One handling characteristic that new pilots may find annoying is hard surface taxiing. To make the A5 spin-resistant, Icon gave the light sport a big vertical stabilizer. In flight, the big tail keeps the airplane decently coordinated even with sloppy rudder use. On the ground, the big tail and free-castering nosewheel make the A5 eager to weathervane. Pilots who have flown the free-castering Cirrus or Diamond aircraft won’t find it particularly bothersome, but most everyone else will need to adjust to using a high power setting and differential braking to keep the A5 on the yellow line around tight downwind turns. Icon says nose gear on the production aircraft will have easier ground handling, so if I get invited back to fly the final production aircraft, we’ll report back on the changes.

I came to Icon to answer why the press who have flown the plane think it’s so good. I left thinking there was a different question needing an answer. “At what is it good?” It’s not better or worse than something like a Cirrus or even a Carbon Cub on floats. CEO Kirk Hawkins is adamant that this is a totally different type of machine. Like the first dirt bikes presented to the motorcycle world or snowboards to the skiing world, the A5 is of a different breed, says Hawkins. Asking whether the A5 is a good airplane is like comparing a jet ski to fishing boats. It’s not a good fishing boat, but that misses the point.

Whether you’ll like the A5 comes down to your reason for flying. If you fly as a way to travel with your family between distant airports, the A5 is terrible. As a way to get out of town for the long weekend, fly low over the water, then camp by the lake, particularly for a seaplane newbie, it’s without peer.

Icon's Kirk Hawkins and Consumer Delight

It’s hard to understand the A5—or its production delays—without some understanding of Icon’s CEO, Kirk Hawkins. My first afternoon at Icon, I spent an hour with Derek Tam-Scott, Icon’s Head of Communications. Tam-Scott has been with the company since 2011. “Kirk doesn’t really believe in the 80/20 rule,” Tam-Scott told me. Hawkins is a former F-16 pilot, Stanford Business School graduate, and makes no apologies for a culture of aggressive goals and expectations. “Every start-up worth a damn is aggressive,” says Hawkins.
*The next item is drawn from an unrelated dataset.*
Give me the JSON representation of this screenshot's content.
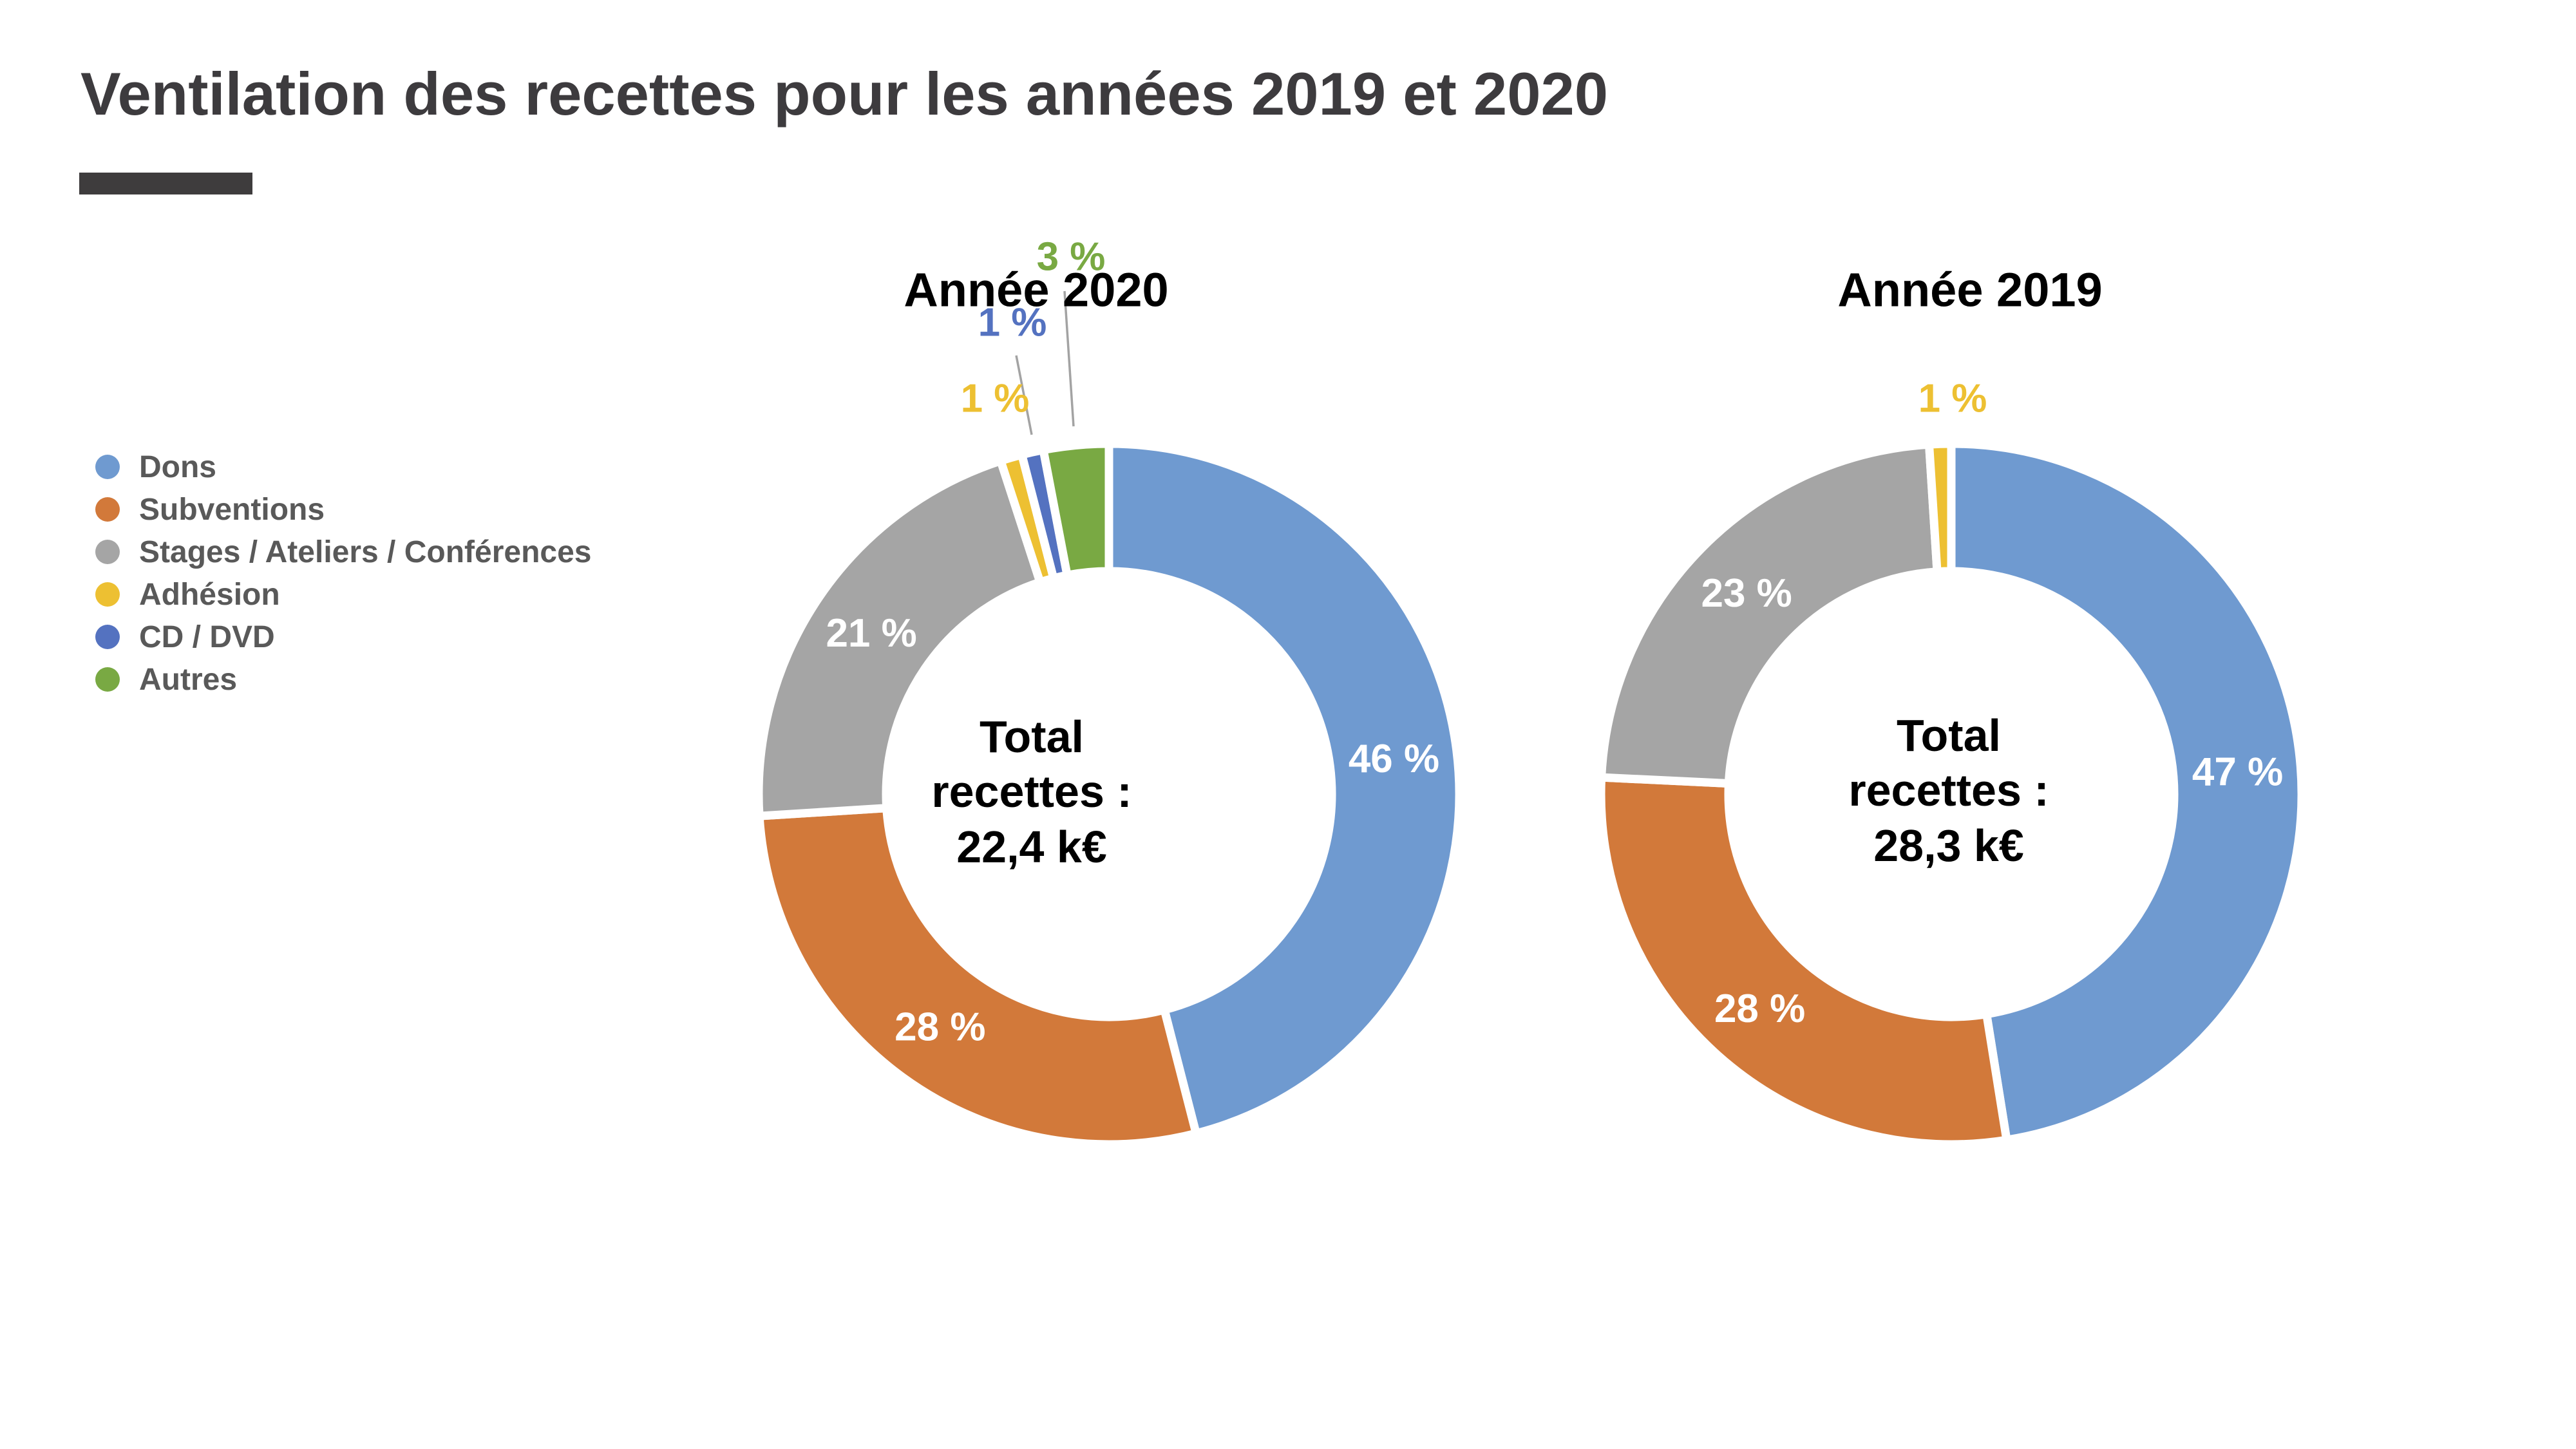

If something can be improved, Hawkins wants it done.

Quick release tie-down rings.

For example, the tie down rings on the A5 are fitted with a quick release pin that mates to a receptacle on the wing, so they’re removable when not in use. It probably costs 50 times as much as the cast steel tie-down ring you’re used to, but it does make for a more elegant airplane. Most any cost-benefit analysis would point to the cast steel tie-down, but that’s not how the A5 was built.

There’s a term in the consumer research field to describe when a customer gets their hands on a product for which they have positive expectations and those expectations are exceeded—consumer delight. “It’s not any one thing with this airplane. It’s the high density of thought that went into this product,” says Tam-Scott. Icon’s engineers and designers have put a staggering amount of time and energy into making the A5 equal parts airplane and objet d’arte. It’s a good-looking airplane, and that matters. The A5 is meant to be a toy, so design that evokes an emotional response is a must-have design criterion.

If you really put the hammer down, the A5 can get up to about 90 knots. It is not meant to go far, fast or carry much load. If that’s what you need, Icon will happily give you the number for your local Cirrus dealer—or Southwest Airlines. The A5 was designed for fun—and to qualify as a light-sport aircraft, which it barely did by getting a waiver to increase its maximum takeoff weight. There are other new airplanes designed principally for fun, mostly other light sports, but in comparison to the A5, they sometimes feel like really nice kitplanes.